Bewertung der Software, die die in Anhang B(11) erforderlichen Anweisungen zum manuellen Zurücksetzen des Herstellers integriert 

Zunächst sollten die Anweisungen des Herstellers zum Zurücksetzen ausgewertet werden, um sicherzustellen, dass die Anweisungen die Daten als unzugänglich erachten und nicht nur die Konfiguration des Geräts zurücksetzen. Dies ist ein wichtiger Unterschied zur Erfüllung von Anhang B (11)(a).

Zweitens sollte der Arbeitsablauf so konfiguriert werden, dass der Prozess fehlschlägt, wenn es während des Bereinigungsprozesses zu Unterbrechungen oder Fehlern im Zusammenhang mit einer unwirksamen Löschung kommt, um Anhang B (11)(b) zu erfüllen.

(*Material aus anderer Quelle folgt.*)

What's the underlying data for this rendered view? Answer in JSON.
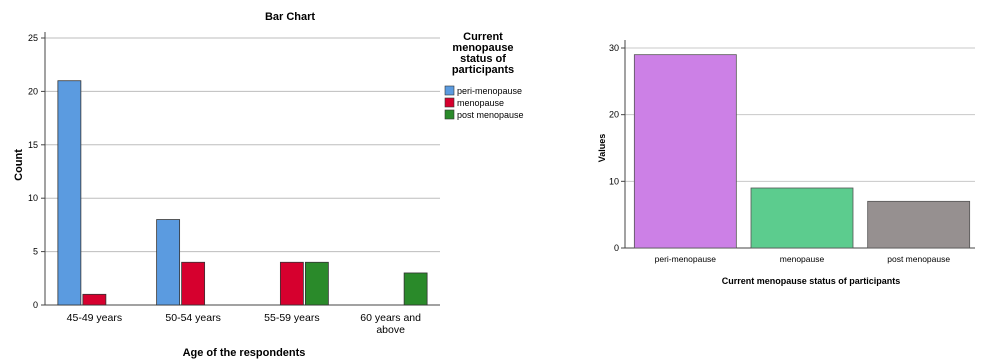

Drittens würde „mit Software-Patches gewartet“ erfüllt, indem die Anweisungen in der Software mit Herstelleränderungen aktualisiert werden. Eine schriftliche Dokumentation eines automatisierten Prozesses oder ein manueller Zeitplan zur Überprüfung auf Aktualisierungen und eine Aufzeichnung der Aktualisierungen der Anweisungen könnten eine Methode sein, um Nachweise zu erbringen, die Anhang B (11)(c) entsprechen.

Die Überprüfung der aktuell unterstützten Version durch die Verwendung der Reset-Anweisung des Herstellers bedeutet sicherzustellen, dass die aktuellsten Anweisungen implementiert werden. Dies erfordert einen Prozess, um die Website des Herstellers oder andere Quellen routinemäßig auf Updates zu überprüfen. Die Version oder das Datum der verwendeten Anweisungen sollte im Desinfektionsprotokoll jedes Geräts festgehalten werden. Sollte jemals ein Fehler in den Anweisungen des Herstellers gefunden werden, kann die Einrichtung anhand dieser Aufzeichnungen die Geräte identifizieren, die anfällig sind und behoben werden müssen.